E.g. Imagine stepping into a field crisscrossed by dangerous laser beams in a prime-numbers manner to get something valuable. I think someone who had a realistic fear of the laser beams, and a realistic understanding of the benefit of that valuable thing would slow down and/or stop stepping out into suspicious spots.
Quantifying is ONE technique, and it’s been used very effectively in recent centuries—but those successes were inside a laboratory / factory / automation structure, not in an individual-rationality context.
I don’t think this would help at all. Humans have some built-in systems to respond to danger that is shaped like a tiger or a snake or other learned stimuli, like when I see a patient go into a lethal arrhythmia on the heart monitor. This programmed response to danger pumps you full of adrenaline and makes you very motivated to run very fast, or work very hard at some skill that you’ve practiced over and over. Elite athletes perform better under the pressure of competition; beginners perform worse.

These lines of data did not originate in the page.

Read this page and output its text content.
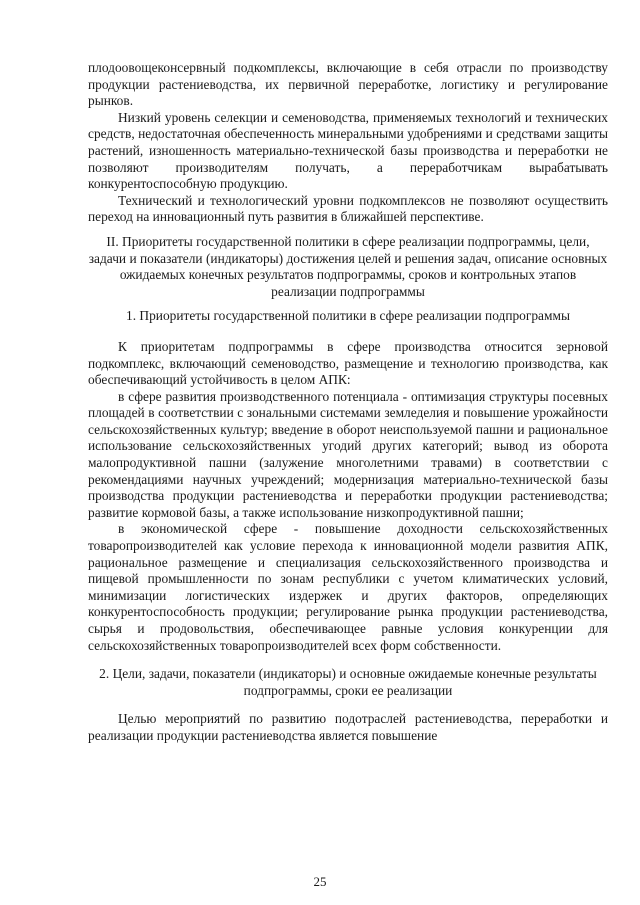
плодоовощеконсервный подкомплексы, включающие в себя отрасли по производству продукции растениеводства, их первичной переработке, логистику и регулирование рынков.

Низкий уровень селекции и семеноводства, применяемых технологий и технических средств, недостаточная обеспеченность минеральными удобрениями и средствами защиты растений, изношенность материально-технической базы производства и переработки не позволяют производителям получать, а переработчикам вырабатывать конкурентоспособную продукцию.

Технический и технологический уровни подкомплексов не позволяют осуществить переход на инновационный путь развития в ближайшей перспективе.

II. Приоритеты государственной политики в сфере реализации подпрограммы, цели, задачи и показатели (индикаторы) достижения целей и решения задач, описание основных ожидаемых конечных результатов подпрограммы, сроков и контрольных этапов реализации подпрограммы
1. Приоритеты государственной политики в сфере реализации подпрограммы

К приоритетам подпрограммы в сфере производства относится зерновой подкомплекс, включающий семеноводство, размещение и технологию производства, как обеспечивающий устойчивость в целом АПК:

в сфере развития производственного потенциала - оптимизация структуры посевных площадей в соответствии с зональными системами земледелия и повышение урожайности сельскохозяйственных культур; введение в оборот неиспользуемой пашни и рациональное использование сельскохозяйственных угодий других категорий; вывод из оборота малопродуктивной пашни (залужение многолетними травами) в соответствии с рекомендациями научных учреждений; модернизация материально-технической базы производства продукции растениеводства и переработки продукции растениеводства; развитие кормовой базы, а также использование низкопродуктивной пашни;

в экономической сфере - повышение доходности сельскохозяйственных товаропроизводителей как условие перехода к инновационной модели развития АПК, рациональное размещение и специализация сельскохозяйственного производства и пищевой промышленности по зонам республики с учетом климатических условий, минимизации логистических издержек и других факторов, определяющих конкурентоспособность продукции; регулирование рынка продукции растениеводства, сырья и продовольствия, обеспечивающее равные условия конкуренции для сельскохозяйственных товаропроизводителей всех форм собственности.

2. Цели, задачи, показатели (индикаторы) и основные ожидаемые конечные результаты подпрограммы, сроки ее реализации

Целью мероприятий по развитию подотраслей растениеводства, переработки и реализации продукции растениеводства является повышение

25
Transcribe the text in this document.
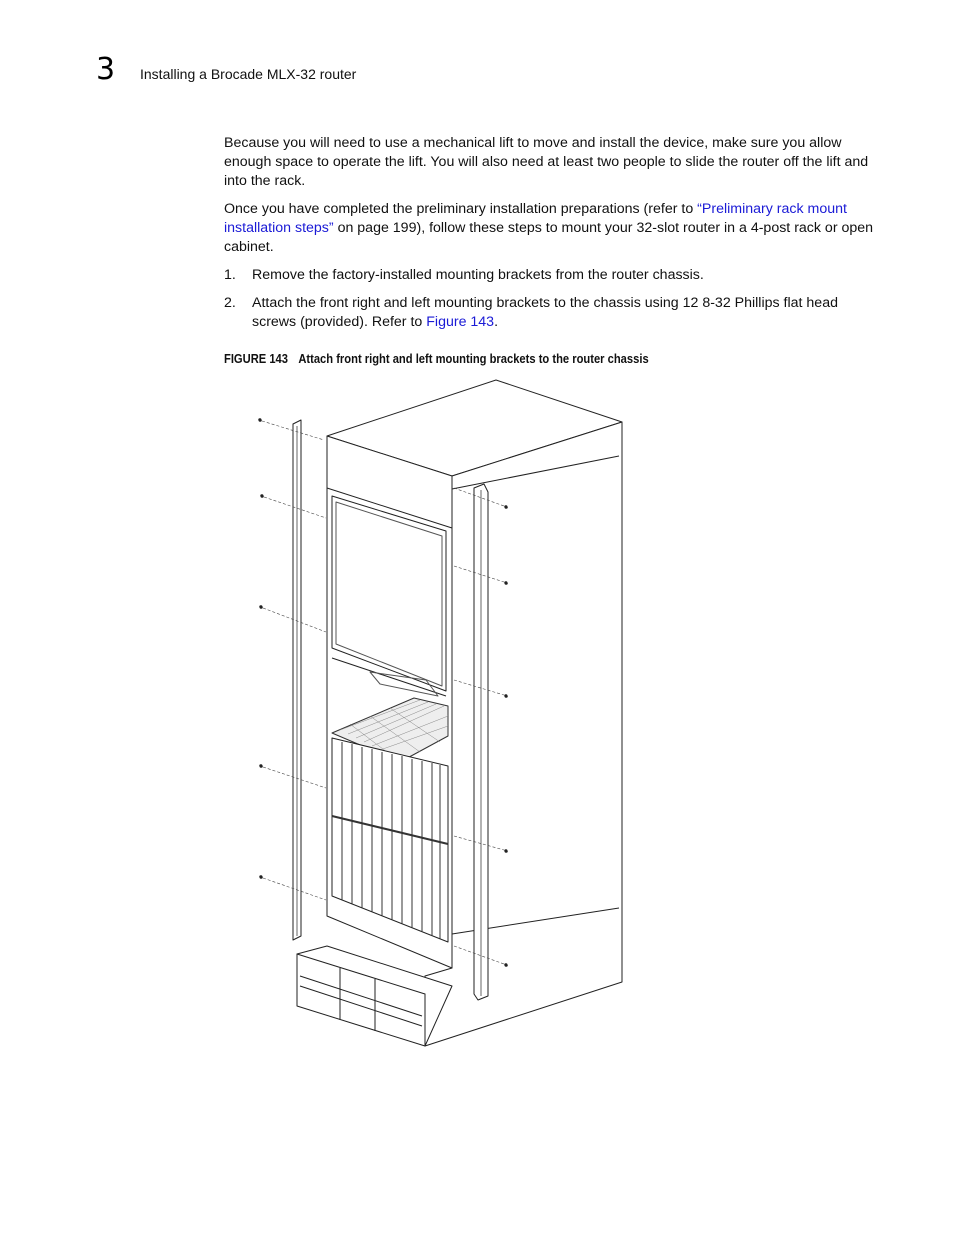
3 Installing a Brocade MLX-32 router

Because you will need to use a mechanical lift to move and install the device, make sure you allow enough space to operate the lift. You will also need at least two people to slide the router off the lift and into the rack.

Once you have completed the preliminary installation preparations (refer to “Preliminary rack mount installation steps” on page 199), follow these steps to mount your 32-slot router in a 4-post rack or open cabinet.

1. Remove the factory-installed mounting brackets from the router chassis.
2. Attach the front right and left mounting brackets to the chassis using 12 8-32 Phillips flat head screws (provided). Refer to Figure 143.
FIGURE 143 Attach front right and left mounting brackets to the router chassis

An elite mathematician might do math faster if they felt they were in danger, but an elite mathematician is probably motivated to do mental arithmetic in the first place. I place around 95% confidence that generic bad-at-mental-arithmetic human would perform worse if they felt they were in danger than if they were in a safe classroom environment. If a patient is in cardiac arrest, I’m incredibly motivated to do something about it, but I don’t trust my brain with even the simplest mental arithmetic. (Which is irritating, actually).
This doesn’t address the reward part of your situation, the “something valuable” at the end of the road. Without the danger, or with some mild thrill-adding danger, this might be a workable idea.
Can you rule out the selection effect? (Which would be that people who don’t happen to perform better under the pressure of competition, don’t become elite athletes.)
#necro, but yes. Longitudinal observation shows that the same people perform worse under pressure as amateurs, and better under pressure at the end.
This is false modesty. This is assuming the virtue of doubt when none ought exist. Mathematics is one of the few (if not the only) worthwhile thing(s) we have in life that is entirely a priori. We can genuinely achieve 100% certainty. Anything less is to suggest the impossible, or to redefine the world in a way that has no meaning or usefulness.
I could say that I’m not really sure 2+2=4, but it would not make me more intelligent for the doubt, but more foolish. I could say that I’m not sure that 5 is really prime, but it would hinge on redefining ‘5’ or ‘prime’. I could posit that if 2+3 reproducibly equaled 4, I would have to change my view of the universe and mathematics, but were I to suggest that argument held any weight, I might as well start believing in God. Define any paradox you like and there will never be a correct answer. The solution is not to accept doubt, but rather to ignore truly unsolvable paradoxes as foolish and useless.
The problem in creating the parallel probability statements is not in the surety, for they would all almost certainly be mathematical as well, but in the daunting task of finding and stating them. This is not reason, this is a threat! “If you assign X probability, are you willing to spend X hours finding parallels?” We react in the negative not due to the reasonability of the rebuttal but rather the daunting task saying yes would hypothetically place upon us. Our chance to perform the task correctly is likely significantly less than that of the probability we have assigned.